A Petrobras comprará novamente metade da participação nos campos petrolíferos Tartaruga Verde e Espadarte – Módulo III, situados na Bacia de Campos, costa do Sudeste. Com o anúncio, a empresa estatal brasileira recuperará a totalidade da propriedade dos campos, que haviam sido transferidos em 2019, durante a gestão de Jair Bolsonaro.
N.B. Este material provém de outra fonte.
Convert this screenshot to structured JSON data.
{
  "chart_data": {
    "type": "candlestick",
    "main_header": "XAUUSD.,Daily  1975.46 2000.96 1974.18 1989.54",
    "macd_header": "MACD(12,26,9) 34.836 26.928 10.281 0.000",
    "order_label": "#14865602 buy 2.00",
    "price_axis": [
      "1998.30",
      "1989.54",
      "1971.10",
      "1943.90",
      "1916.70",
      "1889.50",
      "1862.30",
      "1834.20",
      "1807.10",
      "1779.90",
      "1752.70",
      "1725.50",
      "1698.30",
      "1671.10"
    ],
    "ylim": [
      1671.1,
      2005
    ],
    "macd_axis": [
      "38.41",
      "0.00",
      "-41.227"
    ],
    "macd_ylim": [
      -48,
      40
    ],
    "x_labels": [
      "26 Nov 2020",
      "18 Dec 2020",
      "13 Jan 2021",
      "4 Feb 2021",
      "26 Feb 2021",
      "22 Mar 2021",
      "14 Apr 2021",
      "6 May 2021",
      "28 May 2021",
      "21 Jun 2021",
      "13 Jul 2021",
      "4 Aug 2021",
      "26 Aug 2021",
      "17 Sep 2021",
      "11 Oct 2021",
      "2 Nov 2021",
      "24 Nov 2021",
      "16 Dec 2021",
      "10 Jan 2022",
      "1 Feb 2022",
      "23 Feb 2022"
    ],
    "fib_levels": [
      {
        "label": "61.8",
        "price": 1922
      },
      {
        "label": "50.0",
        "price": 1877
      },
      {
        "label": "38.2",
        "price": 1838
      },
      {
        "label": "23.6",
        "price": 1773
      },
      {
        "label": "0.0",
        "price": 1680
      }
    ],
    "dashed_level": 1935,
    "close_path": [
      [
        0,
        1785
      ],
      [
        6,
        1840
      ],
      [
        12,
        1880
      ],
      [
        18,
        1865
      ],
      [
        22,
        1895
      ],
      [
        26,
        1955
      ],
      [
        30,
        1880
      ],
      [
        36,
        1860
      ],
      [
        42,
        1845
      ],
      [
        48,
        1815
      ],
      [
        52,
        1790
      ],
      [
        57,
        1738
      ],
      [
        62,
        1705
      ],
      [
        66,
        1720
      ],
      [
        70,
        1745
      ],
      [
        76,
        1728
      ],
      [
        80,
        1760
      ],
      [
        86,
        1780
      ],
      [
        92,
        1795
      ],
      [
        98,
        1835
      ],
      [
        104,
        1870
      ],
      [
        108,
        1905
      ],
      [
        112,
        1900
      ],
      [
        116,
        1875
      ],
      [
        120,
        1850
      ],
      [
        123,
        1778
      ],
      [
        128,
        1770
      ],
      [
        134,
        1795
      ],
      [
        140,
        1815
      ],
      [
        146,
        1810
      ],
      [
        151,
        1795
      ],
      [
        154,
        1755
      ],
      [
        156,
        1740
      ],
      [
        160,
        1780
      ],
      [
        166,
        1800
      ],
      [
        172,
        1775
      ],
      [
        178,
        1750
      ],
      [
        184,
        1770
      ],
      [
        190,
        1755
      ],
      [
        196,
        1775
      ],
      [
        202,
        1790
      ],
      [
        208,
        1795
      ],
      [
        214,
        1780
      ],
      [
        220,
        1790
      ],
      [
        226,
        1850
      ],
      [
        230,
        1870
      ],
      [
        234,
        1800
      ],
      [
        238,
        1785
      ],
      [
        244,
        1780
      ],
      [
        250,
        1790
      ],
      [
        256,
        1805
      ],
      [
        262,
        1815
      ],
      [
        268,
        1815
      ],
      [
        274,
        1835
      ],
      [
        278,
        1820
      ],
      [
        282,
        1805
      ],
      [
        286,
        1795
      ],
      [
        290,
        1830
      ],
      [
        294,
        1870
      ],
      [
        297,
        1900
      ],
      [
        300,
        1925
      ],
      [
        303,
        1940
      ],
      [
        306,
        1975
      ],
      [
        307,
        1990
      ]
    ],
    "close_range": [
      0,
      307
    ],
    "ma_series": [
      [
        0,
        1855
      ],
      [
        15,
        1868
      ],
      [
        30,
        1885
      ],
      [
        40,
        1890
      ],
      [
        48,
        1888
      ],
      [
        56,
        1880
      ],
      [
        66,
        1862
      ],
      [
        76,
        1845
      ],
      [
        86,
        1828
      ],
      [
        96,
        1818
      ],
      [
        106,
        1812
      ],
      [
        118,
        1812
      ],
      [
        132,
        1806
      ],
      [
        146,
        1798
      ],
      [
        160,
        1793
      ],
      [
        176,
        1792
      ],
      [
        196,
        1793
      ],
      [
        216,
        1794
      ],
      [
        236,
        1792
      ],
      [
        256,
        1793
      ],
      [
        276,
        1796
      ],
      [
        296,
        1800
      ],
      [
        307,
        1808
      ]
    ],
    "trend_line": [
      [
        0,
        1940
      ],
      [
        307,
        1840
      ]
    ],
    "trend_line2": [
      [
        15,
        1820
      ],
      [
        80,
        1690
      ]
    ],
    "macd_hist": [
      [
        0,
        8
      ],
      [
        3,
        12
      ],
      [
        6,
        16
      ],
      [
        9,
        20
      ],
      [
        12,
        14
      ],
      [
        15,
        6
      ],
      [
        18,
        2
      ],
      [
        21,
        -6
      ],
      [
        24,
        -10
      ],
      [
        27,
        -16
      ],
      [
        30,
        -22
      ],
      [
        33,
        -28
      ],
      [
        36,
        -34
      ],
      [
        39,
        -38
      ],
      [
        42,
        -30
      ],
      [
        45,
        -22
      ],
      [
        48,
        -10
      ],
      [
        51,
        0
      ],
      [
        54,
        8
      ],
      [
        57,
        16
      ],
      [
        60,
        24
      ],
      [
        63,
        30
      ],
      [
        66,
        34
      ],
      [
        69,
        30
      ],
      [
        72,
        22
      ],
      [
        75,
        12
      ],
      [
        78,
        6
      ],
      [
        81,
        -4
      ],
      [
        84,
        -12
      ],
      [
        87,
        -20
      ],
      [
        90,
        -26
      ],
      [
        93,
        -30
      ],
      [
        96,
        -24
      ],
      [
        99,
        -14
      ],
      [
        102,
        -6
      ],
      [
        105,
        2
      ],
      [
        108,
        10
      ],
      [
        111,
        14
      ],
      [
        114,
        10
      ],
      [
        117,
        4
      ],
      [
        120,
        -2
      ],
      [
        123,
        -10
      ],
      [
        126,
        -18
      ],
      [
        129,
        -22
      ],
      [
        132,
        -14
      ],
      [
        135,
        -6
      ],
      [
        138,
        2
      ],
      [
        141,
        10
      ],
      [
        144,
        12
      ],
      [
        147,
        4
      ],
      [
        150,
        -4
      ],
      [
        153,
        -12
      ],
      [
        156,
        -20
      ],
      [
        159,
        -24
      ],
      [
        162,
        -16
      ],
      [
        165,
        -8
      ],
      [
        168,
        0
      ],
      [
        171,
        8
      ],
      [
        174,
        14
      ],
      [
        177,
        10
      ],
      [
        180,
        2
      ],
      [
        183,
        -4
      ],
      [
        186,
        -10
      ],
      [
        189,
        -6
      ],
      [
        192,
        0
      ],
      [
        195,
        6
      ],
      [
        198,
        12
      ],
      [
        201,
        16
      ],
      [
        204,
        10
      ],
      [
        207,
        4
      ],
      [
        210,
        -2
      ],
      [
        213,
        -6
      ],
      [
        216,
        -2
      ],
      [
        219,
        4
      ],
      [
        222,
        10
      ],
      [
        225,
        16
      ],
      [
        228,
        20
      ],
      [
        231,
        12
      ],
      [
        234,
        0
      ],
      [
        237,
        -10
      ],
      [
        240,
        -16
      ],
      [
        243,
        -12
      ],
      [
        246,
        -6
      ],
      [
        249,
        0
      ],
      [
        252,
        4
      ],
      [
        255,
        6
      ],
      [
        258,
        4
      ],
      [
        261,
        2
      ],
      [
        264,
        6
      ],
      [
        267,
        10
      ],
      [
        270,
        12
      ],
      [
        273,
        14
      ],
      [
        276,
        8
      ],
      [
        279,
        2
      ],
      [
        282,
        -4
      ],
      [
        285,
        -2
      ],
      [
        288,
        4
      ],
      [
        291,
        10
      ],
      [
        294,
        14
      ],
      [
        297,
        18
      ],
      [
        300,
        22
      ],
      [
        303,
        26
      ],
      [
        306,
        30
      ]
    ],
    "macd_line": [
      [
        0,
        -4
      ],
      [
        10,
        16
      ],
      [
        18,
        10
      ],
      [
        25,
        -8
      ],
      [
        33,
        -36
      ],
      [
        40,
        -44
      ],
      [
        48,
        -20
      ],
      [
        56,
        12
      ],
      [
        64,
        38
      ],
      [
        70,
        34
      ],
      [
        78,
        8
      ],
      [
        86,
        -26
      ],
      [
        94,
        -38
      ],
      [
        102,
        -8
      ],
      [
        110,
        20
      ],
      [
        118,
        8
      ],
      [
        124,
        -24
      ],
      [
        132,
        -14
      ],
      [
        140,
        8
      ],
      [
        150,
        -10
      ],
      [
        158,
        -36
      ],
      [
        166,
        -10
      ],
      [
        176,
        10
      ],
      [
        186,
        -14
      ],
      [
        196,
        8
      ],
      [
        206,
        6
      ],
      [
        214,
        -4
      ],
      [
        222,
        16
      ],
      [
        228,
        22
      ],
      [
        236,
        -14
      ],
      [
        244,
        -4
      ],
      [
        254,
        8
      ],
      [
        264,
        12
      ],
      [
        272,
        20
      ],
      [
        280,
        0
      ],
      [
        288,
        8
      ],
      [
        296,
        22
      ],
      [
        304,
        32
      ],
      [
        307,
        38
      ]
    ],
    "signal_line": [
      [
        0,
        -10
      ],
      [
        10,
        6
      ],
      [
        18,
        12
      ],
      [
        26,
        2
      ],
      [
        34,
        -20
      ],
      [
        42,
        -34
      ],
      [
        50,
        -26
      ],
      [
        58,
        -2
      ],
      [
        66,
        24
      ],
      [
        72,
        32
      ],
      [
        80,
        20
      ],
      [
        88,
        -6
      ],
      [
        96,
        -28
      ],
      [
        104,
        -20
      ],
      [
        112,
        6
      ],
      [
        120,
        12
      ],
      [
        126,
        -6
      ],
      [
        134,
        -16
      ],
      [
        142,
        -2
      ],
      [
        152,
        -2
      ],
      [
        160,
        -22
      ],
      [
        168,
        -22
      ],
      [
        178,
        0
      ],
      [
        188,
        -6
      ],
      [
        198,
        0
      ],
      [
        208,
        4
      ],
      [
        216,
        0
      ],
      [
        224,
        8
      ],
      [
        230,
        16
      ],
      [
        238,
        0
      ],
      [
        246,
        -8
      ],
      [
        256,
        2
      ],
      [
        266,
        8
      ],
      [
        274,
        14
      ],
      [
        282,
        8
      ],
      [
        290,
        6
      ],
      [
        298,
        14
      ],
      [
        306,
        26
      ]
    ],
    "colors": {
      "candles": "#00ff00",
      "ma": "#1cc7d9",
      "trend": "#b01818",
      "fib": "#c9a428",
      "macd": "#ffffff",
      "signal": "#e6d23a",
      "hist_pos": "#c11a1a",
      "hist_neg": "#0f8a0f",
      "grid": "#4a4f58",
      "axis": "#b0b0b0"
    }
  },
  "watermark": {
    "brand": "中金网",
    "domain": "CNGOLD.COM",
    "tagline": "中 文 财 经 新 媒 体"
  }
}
A transação envolverá o montante de US$ 450 milhões (equivalente a R$ 2,3 bilhão). A vendedora será a Petronas, corporação estatal da Malásia. O informe da Petrobras acerca da aquisição foi divulgado na segunda-feira à noite (16).
O pagamento será parcelado. US$ 50 milhões no momento da assinatura (ainda sem data); US$ 350 milhões no fechamento da operação, sujeito a ajustes relacionados à data efetiva da transação; duas parcelas de US$ 25 milhões cada, a serem quitadas em 12 e 24 meses após o fechamento.
Direito de preferência
No negócio, a Petrobras utilizou o denominado direito de preferência. Isso indica que, por ser coproprietária do empreendimento, a empresa brasileira pôde igualar uma oferta de compra realizada por outra corporação, a Brava Energia, uma das principais operadoras independentes de petróleo e gás no país, criada em 2024, pela fusão da 3R Petroleum e da Enauta.
Com isso, a Petrobras teve preferência diante do negócio que a Brava Energia tinha anunciado em 15 de janeiro de 2026.
Campos
O campo de Tartaruga Verde e o Módulo III de Espadarte estão localizados na parte sul da Bacia de Campos, em profundidades entre aproximadamente 700 metros e 1.620 metros.
A Petrobras já é operadora desses campos, por meio do navio-plataforma Cidade de Campos dos Goytacazes, com produção atual de cerca de 55 mil barris de óleo por dia.
Condições vantajosas
Segundo a Petrobras, a aquisição apresenta “condições econômico-financeiras vantajosas, acrescenta flexibilidade decisória na gestão de portfólio da empresa”.
A companhia declara que a compra está “em concordância” com o plano de negócios, “reforçando o direcionamento estratégico voltado ao segmento de petróleo e gás, com disciplina na alocação de capital, resiliência econômica e ambiental, mitigação de riscos e priorização de ativos com maior potencial de geração de valor aos acionistas”.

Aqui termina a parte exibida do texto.